Using Aaron Copland’s Lincoln Portrait as a loose model, Crawford produced the 15 minute orchestral tone poem, Brother Dutton-Servant of God. Copland’s piece is famous for its use of Henry Fonda’s golden Nebraska accent during the narration. Crawford’s ode to Brother Dutton is more varied. It begins with orchestral music, employs a narrator’s voice outlining the events of Dutton’s life, then ends with a soprano voice unfolding the piece’s main musical theme.
Crawford’s work got its rightful premiere in southern Wisconsin. Now it’s coming to Salt Lake City and Orem, with Crawford conducting the Utah Valley State College Symphony Orchestra, narrator Walter Rudolph and mezzo-soprano Doris Brunati as part of a fundraiser for a Hispanic education and cultural center at Provo’s St. Francis Church.

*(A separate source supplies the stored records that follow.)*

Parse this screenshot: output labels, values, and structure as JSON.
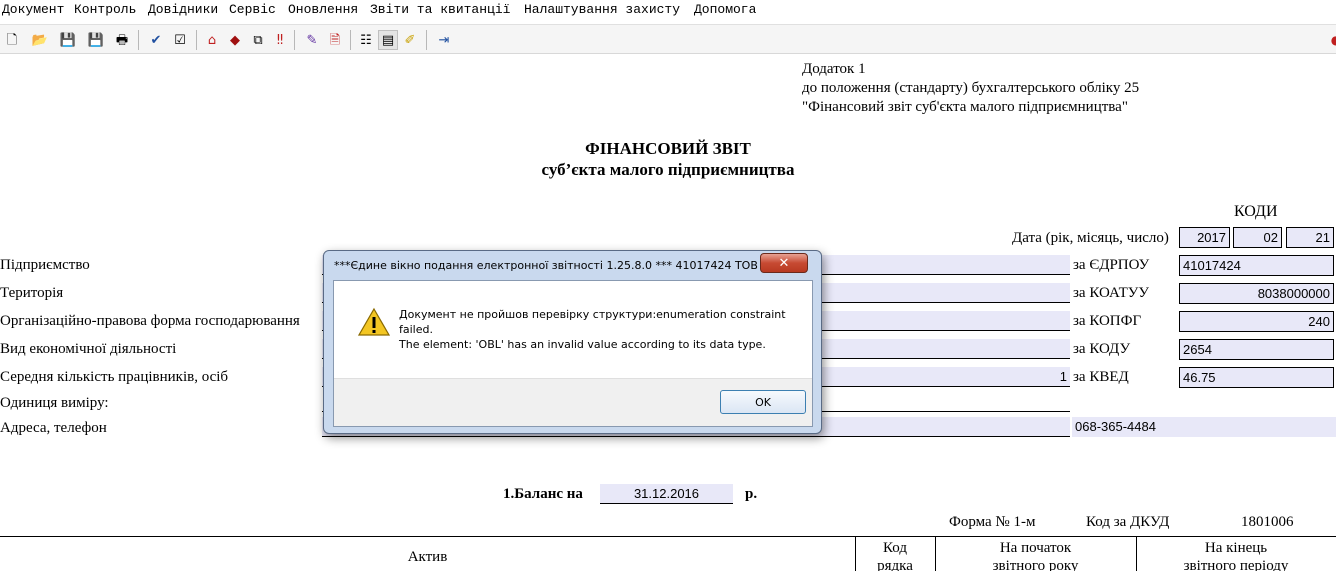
{
  "menu": [
    "Документ",
    "Контроль",
    "Довідники",
    "Сервіс",
    "Оновлення",
    "Звіти та квитанції",
    "Налаштування захисту",
    "Допомога"
  ],
  "toolbar": {
    "icons": [
      "new-document-icon",
      "open-folder-icon",
      "save-icon",
      "save-all-icon",
      "print-icon",
      "check-icon",
      "check-document-icon",
      "home-icon",
      "book-icon",
      "copy-icon",
      "error-list-icon",
      "sign-icon",
      "document-icon",
      "properties-icon",
      "edit-document-icon",
      "highlight-icon",
      "exit-icon"
    ]
  },
  "header": {
    "line1": "Додаток 1",
    "line2": "до положення (стандарту) бухгалтерського обліку 25",
    "line3": "\"Фінансовий звіт суб'єкта малого підприємництва\""
  },
  "title": {
    "main": "ФІНАНСОВИЙ ЗВІТ",
    "sub": "суб’єкта малого підприємництва"
  },
  "codes": {
    "heading": "КОДИ",
    "date_label": "Дата (рік, місяць, число)",
    "year": "2017",
    "month": "02",
    "day": "21"
  },
  "fields": [
    {
      "label": "Підприємство",
      "value": "",
      "code_label": "за ЄДРПОУ",
      "code": "41017424"
    },
    {
      "label": "Територія",
      "value": "",
      "code_label": "за КОАТУУ",
      "code": "8038000000"
    },
    {
      "label": "Організаційно-правова форма господарювання",
      "value": "",
      "code_label": "за КОПФГ",
      "code": "240"
    },
    {
      "label": "Вид економічної діяльності",
      "value": "",
      "code_label": "за КОДУ",
      "code": "2654"
    },
    {
      "label": "Середня кількість працівників, осіб",
      "value": "1",
      "code_label": "за КВЕД",
      "code": "46.75"
    }
  ],
  "unit_label": "Одиниця виміру:",
  "address_label": "Адреса, телефон",
  "phone": "068-365-4484",
  "balance": {
    "label": "1.Баланс на",
    "date": "31.12.2016",
    "suffix": "р."
  },
  "form": {
    "form_label": "Форма № 1-м",
    "dkud_label": "Код за ДКУД",
    "dkud_code": "1801006"
  },
  "table": {
    "col_asset": "Актив",
    "col_code_1": "Код",
    "col_code_2": "рядка",
    "col_start_1": "На початок",
    "col_start_2": "звітного року",
    "col_end_1": "На кінець",
    "col_end_2": "звітного періоду"
  },
  "dialog": {
    "title": "***Єдине вікно подання електронної звітності 1.25.8.0 *** 41017424 ТОВ \"То...",
    "close": "✕",
    "message_lines": [
      "Документ не пройшов перевірку структури:enumeration constraint",
      "failed.",
      "The element: 'OBL'  has an invalid value according to its data type."
    ],
    "ok": "OK"
  }
}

Crawford makes no apologies for his compositional style. “I’m basically a romantic composer. I know I have a lot of colleagues who feel that’s a bit old-fashioned. They like atonal harmonies and spikey melodies,” he said.
Long-time Salt Lake Valley residents might best remember Crawford as the author of “Promised Valley,” the theme of Utah’s centennial celebrations in 1947. That number got ample play for 18 years. Now Crawford would like audiences to think of him as an artist who paid due homage to one man’s tireless charity.
“Music is indeed a force that tends to bring people together in a form of unity they have otherwise have,” he said. “If he [Dutton] were alive today, I’m sure he would be helping people with AIDS.”